Correspondance de Voltaire/1772/Lettre 8569

Correspondance : année 1772GarnierŒuvres complètes de Voltaire, tome 48 (p. 120-121).
8569. — À M. D’ALEMBERT.
1er juillet.

« J’en appelle aux étrangers qui ont poussé les hauts cris, qui ont répété, après des Français, que nous étions une nation frivole qui savait rouer et ne savait pas combattre. Qui a donné le plus grand scandale, ou un enfant indiscret, ou des juges qui le font périr dans les plus affreux supplices ? La mort de l’infortuné chevalier de La Barre est un bien plus grand crime que celle de Calas. Au moins, dans celle-ci, un juge peut alléguer d’avoir été séduit par des présomptions et par le cri public ; dans celle-là, c’est une indécence punie comme le prétendu parricide de Toulouse.

« Obscurs fanatiques, qui du fond de vos tanières, où vous rongez les os et sucez le sang des sages, apprenez à l’univers que vous êtes les colonnes des mœurs et du culte ; phraseurs mitrés ou sans mitres, avec un capuchon ou sans capuchon, quand cesserez-vous de faire des homélies sur la charité, pour apprendre que c’est au bourreau d’instruire, et non pas au savant ? »

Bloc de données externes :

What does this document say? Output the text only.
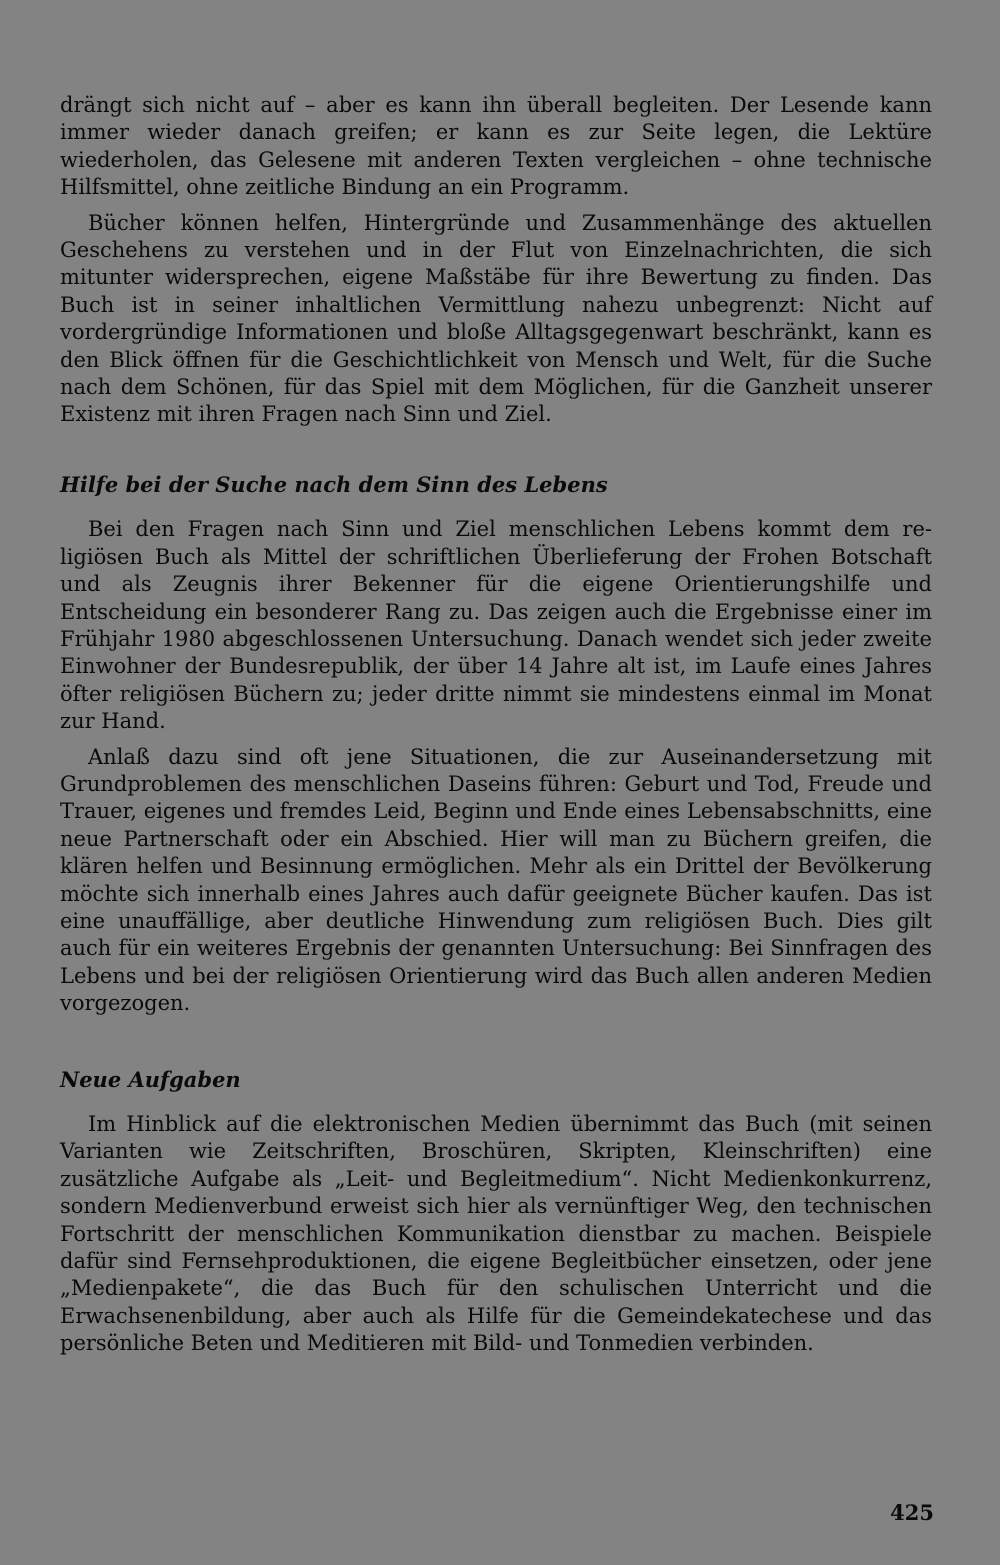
drängt sich nicht auf – aber es kann ihn überall begleiten. Der Lesende kann immer wieder danach greifen; er kann es zur Seite legen, die Lektüre wiederholen, das Gelesene mit anderen Texten vergleichen – ohne technische Hilfsmittel, ohne zeitliche Bindung an ein Programm.

Bücher können helfen, Hintergründe und Zusammenhänge des aktuellen Geschehens zu verstehen und in der Flut von Einzelnachrichten, die sich mitunter widersprechen, eigene Maßstäbe für ihre Bewertung zu finden. Das Buch ist in seiner inhaltlichen Vermittlung nahezu unbegrenzt: Nicht auf vordergründige Informationen und bloße Alltagsgegenwart beschränkt, kann es den Blick öffnen für die Geschichtlichkeit von Mensch und Welt, für die Suche nach dem Schönen, für das Spiel mit dem Möglichen, für die Ganzheit unserer Existenz mit ihren Fragen nach Sinn und Ziel.

Hilfe bei der Suche nach dem Sinn des Lebens

Bei den Fragen nach Sinn und Ziel menschlichen Lebens kommt dem religiösen Buch als Mittel der schriftlichen Überlieferung der Frohen Botschaft und als Zeugnis ihrer Bekenner für die eigene Orientierungshilfe und Entscheidung ein besonderer Rang zu. Das zeigen auch die Ergebnisse einer im Frühjahr 1980 abgeschlossenen Untersuchung. Danach wendet sich jeder zweite Einwohner der Bundesrepublik, der über 14 Jahre alt ist, im Laufe eines Jahres öfter religiösen Büchern zu; jeder dritte nimmt sie mindestens einmal im Monat zur Hand.

Anlaß dazu sind oft jene Situationen, die zur Auseinandersetzung mit Grundproblemen des menschlichen Daseins führen: Geburt und Tod, Freude und Trauer, eigenes und fremdes Leid, Beginn und Ende eines Lebensabschnitts, eine neue Partnerschaft oder ein Abschied. Hier will man zu Büchern greifen, die klären helfen und Besinnung ermöglichen. Mehr als ein Drittel der Bevölkerung möchte sich innerhalb eines Jahres auch dafür geeignete Bücher kaufen. Das ist eine unauffällige, aber deutliche Hinwendung zum religiösen Buch. Dies gilt auch für ein weiteres Ergebnis der genannten Untersuchung: Bei Sinnfragen des Lebens und bei der religiösen Orientierung wird das Buch allen anderen Medien vorgezogen.

Neue Aufgaben

Im Hinblick auf die elektronischen Medien übernimmt das Buch (mit seinen Varianten wie Zeitschriften, Broschüren, Skripten, Kleinschriften) eine zusätzliche Aufgabe als „Leit- und Begleitmedium“. Nicht Medienkonkurrenz, sondern Medienverbund erweist sich hier als vernünftiger Weg, den technischen Fortschritt der menschlichen Kommunikation dienstbar zu machen. Beispiele dafür sind Fernsehproduktionen, die eigene Begleitbücher einsetzen, oder jene „Medienpakete“, die das Buch für den schulischen Unterricht und die Erwachsenenbildung, aber auch als Hilfe für die Gemeindekatechese und das persönliche Beten und Meditieren mit Bild- und Tonmedien verbinden.

425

Voilà, mon cher philosophe, ce qui a été prononcé à Cassel le 8 d’avril[1], en présence de monsieur le landgrave, de six princes de l’Empire, et de la plus nombreuse assemblée, par un professeur en histoire que j’ai donné à monseigneur le landgrave. J’espère qu’il ne lui arrivera pas la même chose qu’à l’abbé Audra. On peut chez vous faire pendre des philosophes, mais la philosophie subsistera toujours.


Virtutem videant, intabescantque relicta[2].

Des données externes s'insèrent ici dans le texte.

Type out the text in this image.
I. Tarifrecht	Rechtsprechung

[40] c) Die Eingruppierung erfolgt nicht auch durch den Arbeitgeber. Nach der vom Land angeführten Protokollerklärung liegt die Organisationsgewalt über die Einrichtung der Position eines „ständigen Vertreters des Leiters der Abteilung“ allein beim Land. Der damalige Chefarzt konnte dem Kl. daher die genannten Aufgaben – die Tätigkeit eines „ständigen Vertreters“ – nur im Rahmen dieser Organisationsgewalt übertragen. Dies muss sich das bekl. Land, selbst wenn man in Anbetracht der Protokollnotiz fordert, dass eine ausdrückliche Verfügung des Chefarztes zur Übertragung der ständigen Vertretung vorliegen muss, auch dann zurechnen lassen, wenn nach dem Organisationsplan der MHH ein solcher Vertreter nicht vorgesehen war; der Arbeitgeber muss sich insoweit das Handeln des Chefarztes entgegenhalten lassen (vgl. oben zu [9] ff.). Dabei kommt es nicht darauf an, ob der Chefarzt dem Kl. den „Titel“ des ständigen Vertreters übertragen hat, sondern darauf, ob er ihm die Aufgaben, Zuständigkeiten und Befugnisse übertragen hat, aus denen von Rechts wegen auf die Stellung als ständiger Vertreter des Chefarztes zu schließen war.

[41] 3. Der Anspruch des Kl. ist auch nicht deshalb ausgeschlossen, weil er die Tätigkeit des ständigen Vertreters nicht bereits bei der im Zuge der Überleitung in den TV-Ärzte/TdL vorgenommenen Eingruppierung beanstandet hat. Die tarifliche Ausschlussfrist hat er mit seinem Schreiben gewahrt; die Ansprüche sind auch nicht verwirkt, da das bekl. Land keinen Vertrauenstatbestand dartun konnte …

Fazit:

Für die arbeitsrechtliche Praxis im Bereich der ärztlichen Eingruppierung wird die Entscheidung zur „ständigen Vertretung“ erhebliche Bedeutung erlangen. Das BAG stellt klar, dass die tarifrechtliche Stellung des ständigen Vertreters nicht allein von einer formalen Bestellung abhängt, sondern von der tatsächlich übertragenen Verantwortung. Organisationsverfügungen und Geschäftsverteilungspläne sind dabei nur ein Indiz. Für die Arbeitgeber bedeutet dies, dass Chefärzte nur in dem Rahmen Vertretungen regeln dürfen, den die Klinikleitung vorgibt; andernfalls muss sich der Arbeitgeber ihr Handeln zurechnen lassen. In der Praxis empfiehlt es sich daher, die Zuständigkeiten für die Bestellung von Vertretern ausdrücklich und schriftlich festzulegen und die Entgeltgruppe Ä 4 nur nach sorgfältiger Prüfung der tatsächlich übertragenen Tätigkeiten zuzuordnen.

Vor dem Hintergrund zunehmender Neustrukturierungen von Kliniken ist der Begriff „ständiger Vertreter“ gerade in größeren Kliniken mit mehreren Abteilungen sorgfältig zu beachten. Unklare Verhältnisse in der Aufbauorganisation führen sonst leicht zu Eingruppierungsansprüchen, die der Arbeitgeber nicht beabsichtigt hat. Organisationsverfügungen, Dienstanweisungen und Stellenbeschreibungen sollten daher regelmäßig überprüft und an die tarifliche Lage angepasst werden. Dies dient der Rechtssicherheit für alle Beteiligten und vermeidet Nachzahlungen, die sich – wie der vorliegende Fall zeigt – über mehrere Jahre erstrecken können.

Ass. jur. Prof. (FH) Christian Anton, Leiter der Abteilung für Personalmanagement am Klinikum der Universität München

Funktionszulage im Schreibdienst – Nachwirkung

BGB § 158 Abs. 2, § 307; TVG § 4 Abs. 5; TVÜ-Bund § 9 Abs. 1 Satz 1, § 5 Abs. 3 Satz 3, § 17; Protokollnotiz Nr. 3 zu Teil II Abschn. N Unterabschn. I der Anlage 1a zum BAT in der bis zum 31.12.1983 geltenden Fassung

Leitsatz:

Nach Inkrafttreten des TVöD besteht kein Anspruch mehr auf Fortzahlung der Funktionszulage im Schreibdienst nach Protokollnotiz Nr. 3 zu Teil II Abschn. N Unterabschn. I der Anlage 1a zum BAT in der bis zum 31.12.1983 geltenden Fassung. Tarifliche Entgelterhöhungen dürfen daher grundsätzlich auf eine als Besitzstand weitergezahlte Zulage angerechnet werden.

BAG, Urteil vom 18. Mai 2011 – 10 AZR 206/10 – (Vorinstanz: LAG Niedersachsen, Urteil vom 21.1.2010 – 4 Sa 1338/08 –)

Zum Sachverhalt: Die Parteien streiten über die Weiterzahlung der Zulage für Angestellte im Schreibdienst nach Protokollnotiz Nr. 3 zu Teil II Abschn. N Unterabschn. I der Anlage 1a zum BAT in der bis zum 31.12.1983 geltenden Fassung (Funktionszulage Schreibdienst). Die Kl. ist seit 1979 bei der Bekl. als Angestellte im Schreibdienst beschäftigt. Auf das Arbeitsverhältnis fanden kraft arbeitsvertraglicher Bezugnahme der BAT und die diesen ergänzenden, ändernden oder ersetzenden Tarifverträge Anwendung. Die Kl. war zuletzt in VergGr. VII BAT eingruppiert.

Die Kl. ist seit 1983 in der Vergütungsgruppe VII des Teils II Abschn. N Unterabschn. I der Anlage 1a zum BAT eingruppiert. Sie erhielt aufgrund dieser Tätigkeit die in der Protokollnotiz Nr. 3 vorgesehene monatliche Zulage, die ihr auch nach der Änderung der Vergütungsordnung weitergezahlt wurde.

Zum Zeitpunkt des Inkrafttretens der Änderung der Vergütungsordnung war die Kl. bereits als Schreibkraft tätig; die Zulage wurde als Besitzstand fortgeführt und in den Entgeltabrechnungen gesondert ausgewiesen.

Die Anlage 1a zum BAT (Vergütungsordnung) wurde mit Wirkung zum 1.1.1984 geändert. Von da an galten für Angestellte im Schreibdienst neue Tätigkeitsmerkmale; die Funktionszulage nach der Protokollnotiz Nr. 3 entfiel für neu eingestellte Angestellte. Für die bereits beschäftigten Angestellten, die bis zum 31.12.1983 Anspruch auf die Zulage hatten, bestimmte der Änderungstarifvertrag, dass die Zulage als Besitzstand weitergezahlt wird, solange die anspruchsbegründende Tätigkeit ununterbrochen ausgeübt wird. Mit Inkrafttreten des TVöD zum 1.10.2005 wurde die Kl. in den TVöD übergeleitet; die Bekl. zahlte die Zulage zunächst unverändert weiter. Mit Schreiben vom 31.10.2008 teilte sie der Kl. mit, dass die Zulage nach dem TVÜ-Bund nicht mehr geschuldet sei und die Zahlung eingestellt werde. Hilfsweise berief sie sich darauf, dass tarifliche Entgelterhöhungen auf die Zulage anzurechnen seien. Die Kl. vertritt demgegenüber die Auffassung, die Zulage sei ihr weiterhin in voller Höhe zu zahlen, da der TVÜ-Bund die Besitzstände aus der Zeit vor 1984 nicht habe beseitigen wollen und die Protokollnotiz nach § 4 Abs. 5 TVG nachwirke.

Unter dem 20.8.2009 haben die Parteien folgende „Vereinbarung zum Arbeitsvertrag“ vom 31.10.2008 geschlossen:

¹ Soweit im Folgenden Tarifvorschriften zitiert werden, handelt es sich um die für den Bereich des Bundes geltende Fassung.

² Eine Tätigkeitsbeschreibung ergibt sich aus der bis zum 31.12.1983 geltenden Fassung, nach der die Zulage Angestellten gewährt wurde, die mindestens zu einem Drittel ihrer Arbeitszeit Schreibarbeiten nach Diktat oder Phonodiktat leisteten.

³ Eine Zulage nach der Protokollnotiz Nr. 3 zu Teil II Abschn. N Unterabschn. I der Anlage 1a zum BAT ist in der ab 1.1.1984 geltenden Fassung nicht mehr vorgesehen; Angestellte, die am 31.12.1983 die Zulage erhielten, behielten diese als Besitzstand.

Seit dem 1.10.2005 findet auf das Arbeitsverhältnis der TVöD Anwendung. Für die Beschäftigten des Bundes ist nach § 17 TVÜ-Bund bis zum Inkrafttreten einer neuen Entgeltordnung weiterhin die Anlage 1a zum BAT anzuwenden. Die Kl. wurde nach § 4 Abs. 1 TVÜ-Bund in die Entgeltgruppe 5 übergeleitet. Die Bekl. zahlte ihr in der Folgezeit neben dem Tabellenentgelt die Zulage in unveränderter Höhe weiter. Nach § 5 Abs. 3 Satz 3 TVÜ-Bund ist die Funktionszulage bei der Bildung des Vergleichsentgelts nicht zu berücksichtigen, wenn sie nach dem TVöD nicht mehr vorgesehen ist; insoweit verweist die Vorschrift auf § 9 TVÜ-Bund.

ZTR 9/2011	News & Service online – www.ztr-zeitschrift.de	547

M. Marmontel vous a-t-il montré les Systèmes ? Quel profane a si cruellement estropié les Cabales ?

C’était un bizarre effet de la destinée, qui préside au petit comme au grand, qu’on travaillât en même temps à Paris et à Ferney au sujet des Druides[3], sous des noms différents, et qu’on fit les mêmes difficultés à ces deux ouvrages.

Il faut que les Français écrivent, et que l’étranger les imprime.

Le parti est pris d’écraser les lettres.

Tenez-vous bien. Adieu, Platon ; vivez chez vos barbares.

    mort de J.-B. Rousseau, sans lui dire qu’elle était de Lefranc de Pompignan, Voltaire la trouva admirable ; mais il continua d’en parler de la même manière, après avoir su de qui elle était, et se l’être fait répéter. (Cl.)

  1. Par Mallet Du Pan, dans son Discours de l’influence de la philosophie sur les lettres ; voyez lettre 8528.
  2. Perse, satire iii, vers 38.
  3. Voyez page 35.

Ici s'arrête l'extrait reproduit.